What do you say about a day that hurts? A day that is burned into memory. A day that took away so much.
So many mixed emotions. So sad and heartbroken. No new memories to be made as a family of 4. No snuggle up nights while watching a movie. No soft kisses as we say goodnight.
So very very angry that I doubt will ever diminish. Angry that cancer exists. Angry that it found my perfect baby. Angry that I truly thought we were doing everything right to prevent cancer. Angry at how naive I was. Angry at the doctors, researchers and pharmaceuticals for not fighting for our children..my child. Just so angry.
Last year today we did not hear you speak, did not see your eyes, did not feel your hugs. The day started with you in a deep sleep with the help of all the medication I had given you to help your pain. Marco, Valin and I all took turns snuggling up to you in bed. Reading to you all your favourite books. And singing all your favourite songs. Never once stopped from telling you how much you are loved and how brave you were through it all. Marco and I apologized many times as well, for not being able to protect you like parents should. All the while, staring at our beautiful amazing son who was dying right before us. And all we could do was watch.

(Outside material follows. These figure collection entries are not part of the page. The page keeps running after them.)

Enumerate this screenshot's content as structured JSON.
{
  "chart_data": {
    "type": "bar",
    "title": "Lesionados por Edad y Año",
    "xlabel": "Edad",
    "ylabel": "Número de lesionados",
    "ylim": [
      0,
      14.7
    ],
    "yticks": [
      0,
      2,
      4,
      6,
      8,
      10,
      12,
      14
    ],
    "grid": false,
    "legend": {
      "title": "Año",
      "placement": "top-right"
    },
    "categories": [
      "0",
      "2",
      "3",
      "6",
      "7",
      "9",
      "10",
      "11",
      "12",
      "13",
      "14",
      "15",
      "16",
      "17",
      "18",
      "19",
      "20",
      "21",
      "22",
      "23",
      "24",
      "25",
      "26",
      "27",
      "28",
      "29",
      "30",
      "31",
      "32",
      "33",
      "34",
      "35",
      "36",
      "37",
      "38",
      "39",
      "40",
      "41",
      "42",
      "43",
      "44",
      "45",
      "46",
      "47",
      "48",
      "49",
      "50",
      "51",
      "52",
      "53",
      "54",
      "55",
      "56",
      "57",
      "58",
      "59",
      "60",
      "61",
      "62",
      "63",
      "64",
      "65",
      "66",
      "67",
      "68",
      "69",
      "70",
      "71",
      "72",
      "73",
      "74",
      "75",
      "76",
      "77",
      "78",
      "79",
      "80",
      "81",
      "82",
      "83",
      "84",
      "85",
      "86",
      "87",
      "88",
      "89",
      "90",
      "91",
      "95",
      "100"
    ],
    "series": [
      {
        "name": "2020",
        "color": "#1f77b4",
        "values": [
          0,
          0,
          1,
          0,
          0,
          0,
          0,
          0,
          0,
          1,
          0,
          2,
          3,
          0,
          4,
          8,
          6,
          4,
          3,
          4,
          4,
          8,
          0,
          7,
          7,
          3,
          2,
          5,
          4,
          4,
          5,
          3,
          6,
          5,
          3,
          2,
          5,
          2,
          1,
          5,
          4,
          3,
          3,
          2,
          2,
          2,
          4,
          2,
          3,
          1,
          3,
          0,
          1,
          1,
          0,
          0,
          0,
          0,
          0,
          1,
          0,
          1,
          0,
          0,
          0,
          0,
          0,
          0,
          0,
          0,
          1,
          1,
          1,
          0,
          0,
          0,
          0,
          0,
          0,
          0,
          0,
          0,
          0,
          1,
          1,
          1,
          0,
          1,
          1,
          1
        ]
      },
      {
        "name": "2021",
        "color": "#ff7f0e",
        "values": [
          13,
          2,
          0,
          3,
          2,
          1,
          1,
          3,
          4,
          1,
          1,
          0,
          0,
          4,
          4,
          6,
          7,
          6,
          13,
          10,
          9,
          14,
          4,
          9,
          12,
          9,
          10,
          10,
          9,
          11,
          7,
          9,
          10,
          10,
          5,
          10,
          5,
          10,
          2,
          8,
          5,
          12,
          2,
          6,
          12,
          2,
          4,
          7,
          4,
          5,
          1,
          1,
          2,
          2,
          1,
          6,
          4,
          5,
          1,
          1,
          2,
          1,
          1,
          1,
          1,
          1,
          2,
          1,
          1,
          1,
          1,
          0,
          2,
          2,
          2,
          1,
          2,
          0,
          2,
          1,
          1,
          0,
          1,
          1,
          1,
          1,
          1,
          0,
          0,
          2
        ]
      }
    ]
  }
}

Madox. You will always be the light of our lives. You will always be loved and cherished. You will always be our little guy who taught us how to laugh and be goofy, even when it hurts inside. You will always be…….our perfect Madox. 💙
We miss everything about you Madox…..today marks one year since you were stolen from us by cancer.
We miss you
We love you
This Saturday will be one year without our Madox. One long, heart breaking year. It seems so long ago, yet is so fresh in our minds like it was yesterday. My heart hurts just thinking about his last week with us. The struggle, the fight, our tears, and fear. We will never forget how this week felt, and what we saw. It is too hard to forget yet too hard to remember. No child should have to suffer in any way, especially the way dipg kids do. Watching your own child fight to live is life changing.
What do you call the day someone dies? Don’t we as a society always want titles to go with an event? Well, it’s definitely not an anniversary. I think of those as a celebratory day, and this will never be that. Some say angelversary which I think I hate just as much. I tried to like it, tried to use it but it just didn’t feel right. If I have to label that day, I would call it a mark. A black terrible mark. It’s a mark on our lives, in our hearts. A mark you can never remove, and will never heal. It follows you no matter where you go, and shows itself when you least expect it. August 8, 2014 will always be a mark in our lives.
Even after almost a year, I still have a hard time saying those words “my son died”. I can say it in my mind but as soon as I say it aloud, tears come streaming down my face with no way of stopping them. When someone says ‘time heals all wounds’ they obviously haven’t buried their child. Time does not heal all wounds. Time teaches you how to live with this wound, but it certainly won’t heal it. Although I still cry talking about my son’s death, I still need to talk about him and his beautiful life. He brought so much love and joy into our lives, our families lives and into lives of anyone who met him. He completed our family, teaching me how to love more than I ever thought I could. He showed us what unconditional love looks like. The giant smiles we would get when we got home, the long and strong hugs we received before we left for work, the sweet ‘I love you’s ‘ when we tucked him into bed for the night. There was no doubt the love he had for us. It truly was unwavering. I just hope he knew the love and joy we have for him. Always and forever.